Items of Expenses and Losses to be disclosed in Balance Sheet

Items of Expenses and Losses to be disclosed in Balance Sheet

The expenses should be shown under suitable heads to the extent possible. Any expense, which exceeds 1% of the total revenue of the company or Rs.5,000 whichever is higher, should be shown as a separate item. The following items should be shown separately.

The following items of expenses and losses should be furnished in the appropriate of balance sheet as detailed below.

Items of expenses and losses to be furnished in Balance Sheet

Image: Items of expenses and losses to be furnished in Balance Sheet

1. Raw Materials

In the case of manufacturing companies, the value of the raw materials consumed should be shown along with the item-wise break-up and the quantities thereof. But as no particular method has been laid down for classifying the raw materials, all important basic raw materials should be shown as separate items.

The intermediates or components procured from other manufacturers should also be added to the break-up of raw materials. But if their list is too large to be included in the break-up, they should be grouped under suitable headings in which case the quantities thereof need not be mentioned.

Further, the value of any item individually account for 10 per cent or more of the total value of the raw materials consumed should be shown as separate and distinct items along with their quantities. Hence, it is clear that all the small items can be grouped together and shown only with their value.

2. Stock of Finished Goods

In the case of manufacturing companies, the opening and closing stocks of goods produced along with the break-up in respect of each class of goods as well as the quantities thereof should be given. The items for which the company is holding separate industrial licenses will be treated as separate classes of goods for the purpose.

However if a company secures an exemption under section 211 from disclosing the above particulars a suitable note to the accounts should be given. If the particulars have not been disclosed and no exemption has been received, the auditor should qualify his report accordingly.

3. Purchases

In the case of trading companies, purchases and opening and the closing stocks are to be disclosed. Break-up should be given in respect of each class of goods traded in by the company along with the quantities thereof.

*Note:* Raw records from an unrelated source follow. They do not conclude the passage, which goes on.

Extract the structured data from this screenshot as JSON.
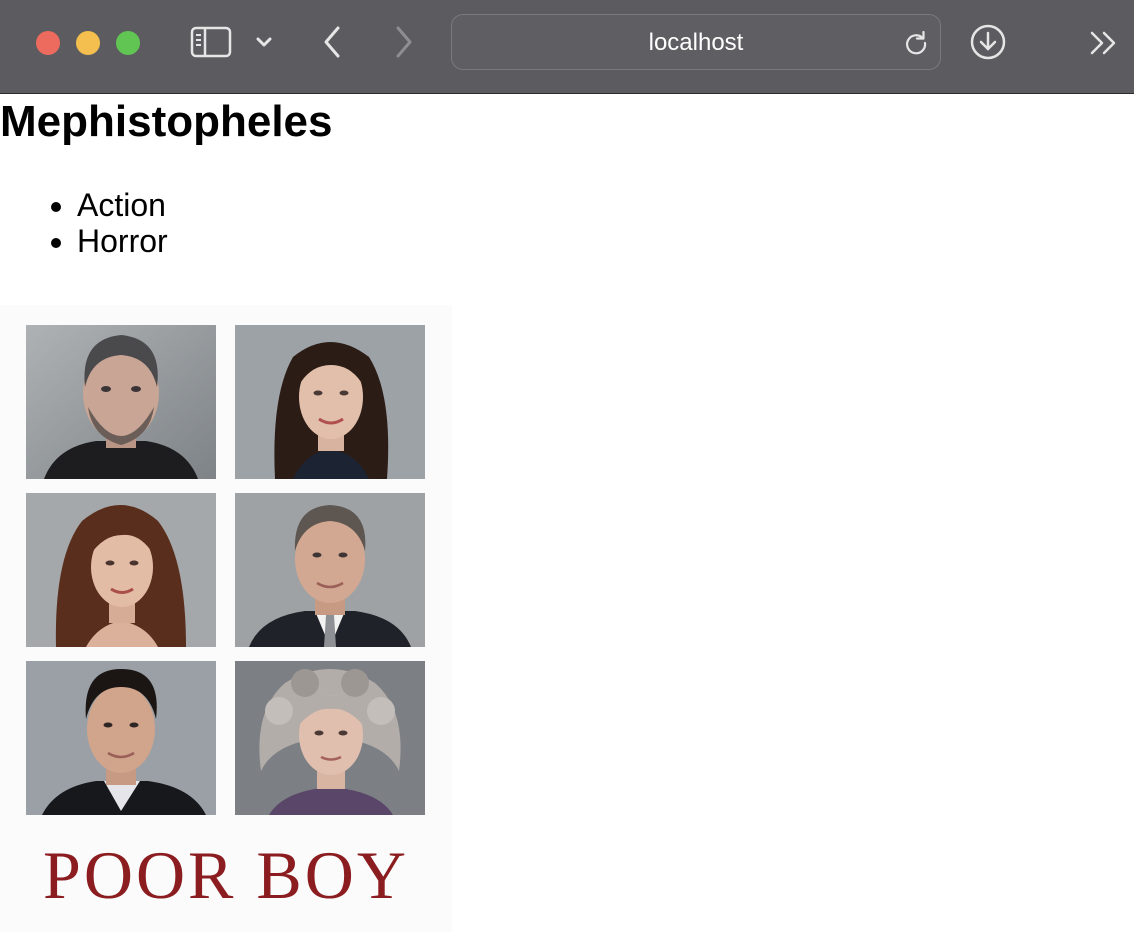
{
  "browser": {
    "address": "localhost",
    "colors": {
      "toolbar": "#5c5b5f",
      "close": "#ed6a5e",
      "minimize": "#f5bf4f",
      "zoom": "#61c554"
    },
    "icons": [
      "sidebar-icon",
      "chevron-down-icon",
      "back-icon",
      "forward-icon",
      "reload-icon",
      "download-icon",
      "more-icon"
    ]
  },
  "page": {
    "title": "Mephistopheles",
    "genres": [
      "Action",
      "Horror"
    ],
    "poster": {
      "title_text": "POOR BOY",
      "title_color": "#8b1c1f",
      "photos": [
        "portrait-man-grey-stubble",
        "portrait-woman-dark-hair",
        "portrait-woman-auburn-hair",
        "portrait-man-suit-tie",
        "portrait-man-dark-hair",
        "portrait-woman-grey-curls"
      ]
    }
  }
}
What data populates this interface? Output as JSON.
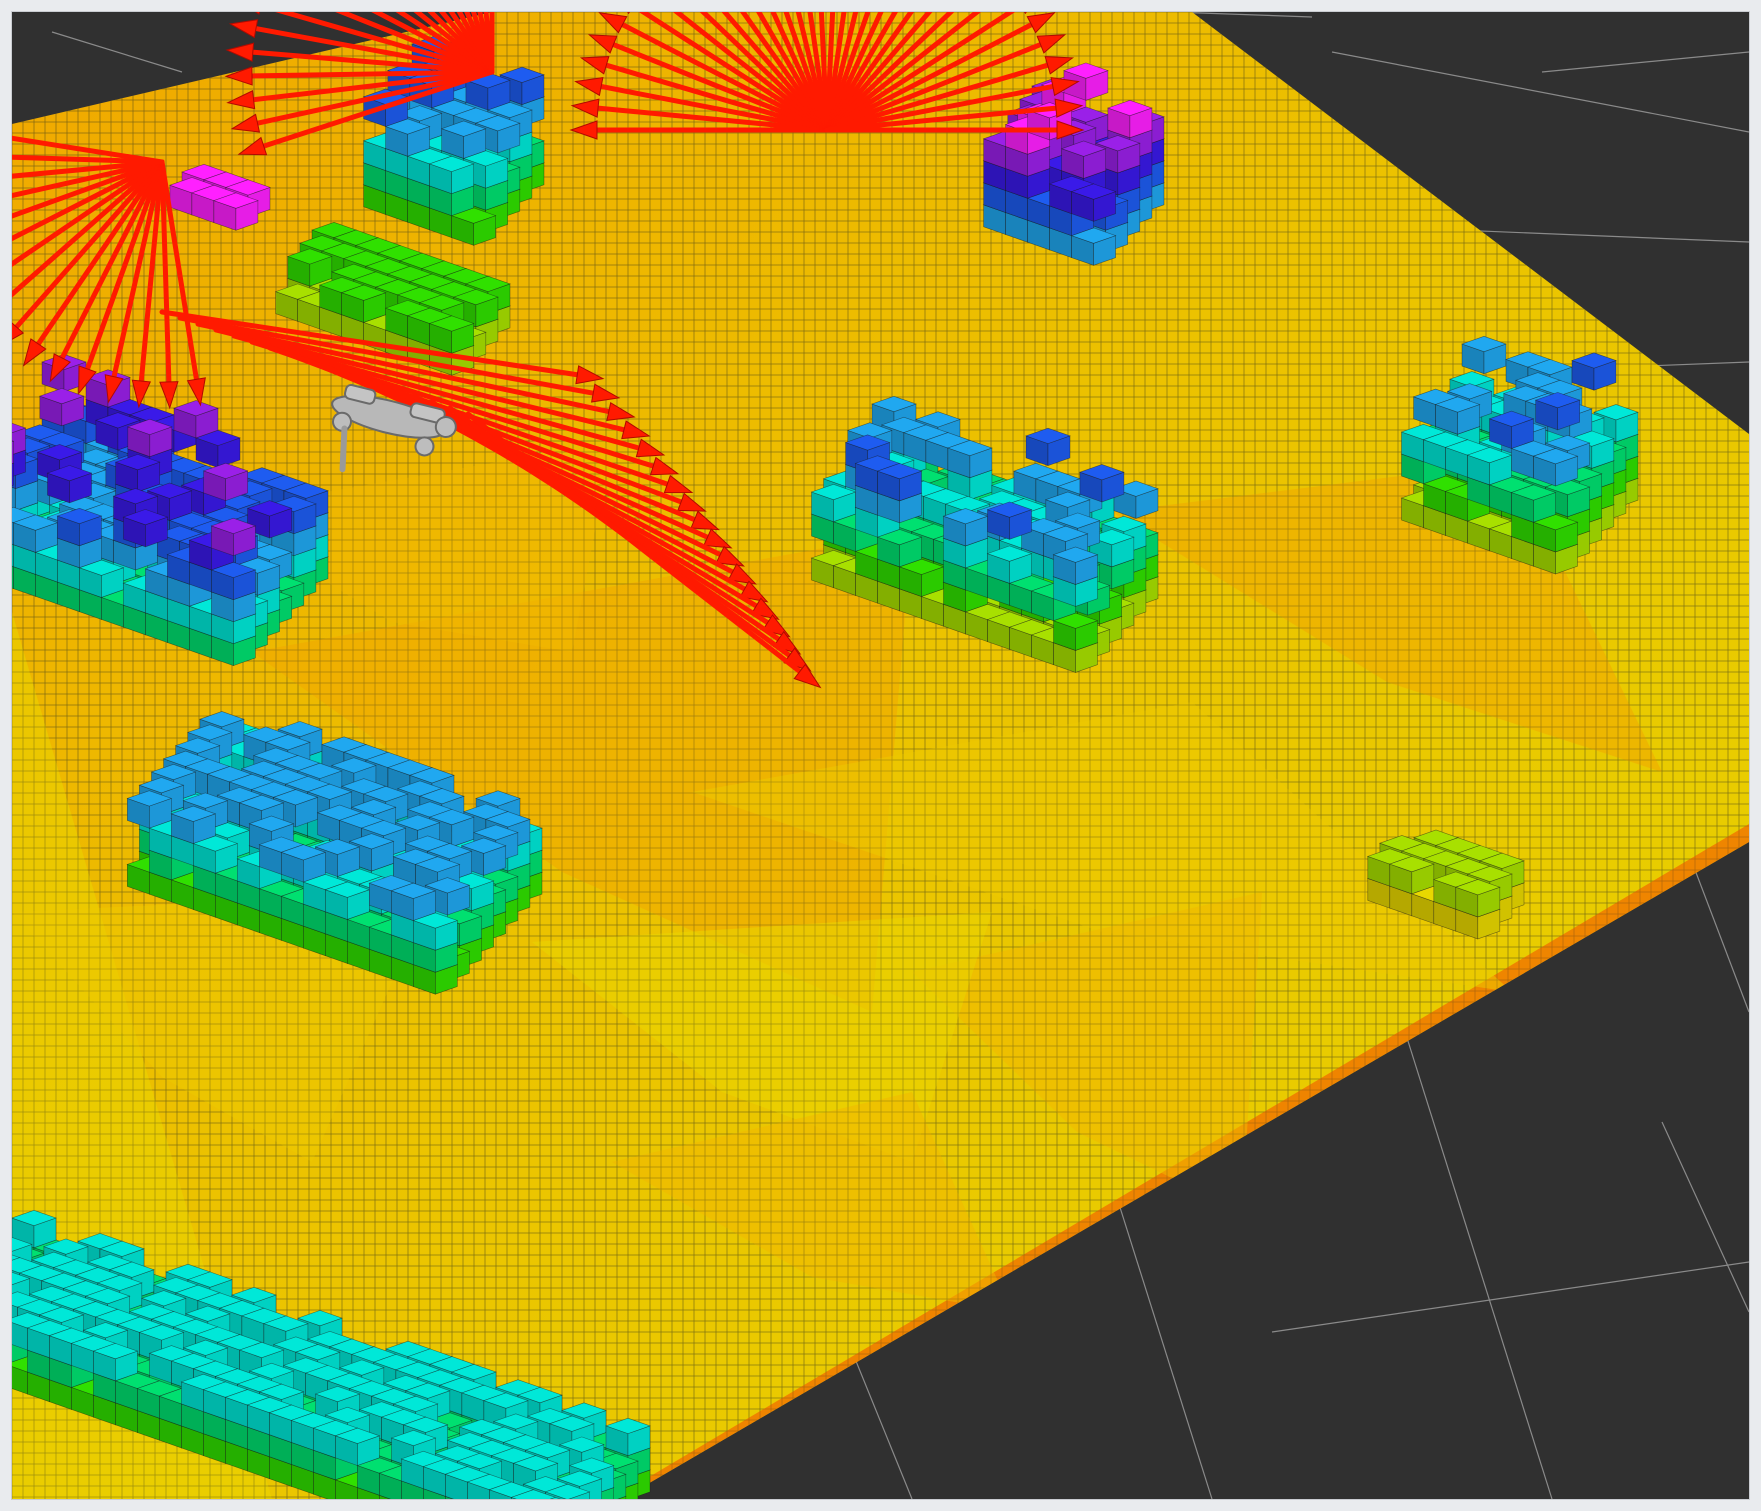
{
  "viewer": {
    "background": "#303030",
    "grid_line_color": "#8a8a8a",
    "frame_color": "#e9ebee"
  },
  "octomap": {
    "colormap": "height",
    "color_ramp": [
      "#f08c00",
      "#f2b400",
      "#e8d800",
      "#a8e000",
      "#30e000",
      "#00e070",
      "#00e8d8",
      "#20a8f0",
      "#1e5cf0",
      "#3a1ae8",
      "#9a20e8",
      "#ff20ff"
    ],
    "floor_colors": [
      "#f0a800",
      "#f0b800",
      "#ecc800",
      "#e9d600"
    ],
    "cell_outline_color": "#3a3a1a"
  },
  "pose_array": {
    "arrow_color": "#ff1a00",
    "arrow_edge_color": "#b00a00"
  },
  "robot_model": {
    "color": "#b8b8b8",
    "name": "quadruped"
  }
}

In case of the imported items, they should be classified in accordance with the classification adopted by the Chief Controller of Imports and Exports while granting import licenses.

In the case of a company which falls under more than one of the specified categories, viz. manufacturing, trading and service companies, the total amounts should be shown in respect of the opening and closing stocks, consumption of raw materials, purchases, and sales along with value and quantitative break-up.

If the list of purchases, stocks and turnover, items such as spare parts and accessories, is too large to be included in the break-up, they may be grouped under suitable headings without mentioning the quantities.

However, in case of these items, which in value individually account for 10 per cent or more of the total value of purchases, stocks or turnover, as the case may be, they should be shown separately along with their quantities.

4. Works-in-Progress

If a company has works-in-progress, its amounts at the commencement and at the end of the accounting period should be disclosed.

5. Expenditures that are to be Disclosed Separately

The following expenditures should be disclosed separately:

  1. Commission paid to selling agents.
  2. Commission paid to other selling agents.
  3. Brokerage and discount on sales excluding usual trade discount.
  4. Amount provided for depreciation, renewals or diminution in the value of fixed assets. If provision is not made through depreciation charge, the method adopted for making the provision should be disclosed. Further, if depreciation is not provided for the fact should be disclosed along with the amount of arrears of depreciation.
  5. Interest on debentures and other loans for fixed periods. The amount of interest paid or payable to the managing director and the manager should be shown separately.
  6. Consumption of stores and spare parts.
  7. Expenses towards Rent.
  8. Fuel and power.
  9. Expenses towards Repair to buildings, machinery etc
  10. Wages, Salaries and issue of bonus.
  11. Contribution to provident fund and other funds, Insurance etc.
  12. Expenses for workmen and staff welfare.
  13. Rates and taxes.
  14. Miscellaneous expenses.
  15. Losses on investments.
  16. Aggregate of amounts of provisions against specific liabilities.
  17. Provisions for losses of subsidiary companies.
  18. The amount of the charge for income tax and other taxation on profits should be disclosed.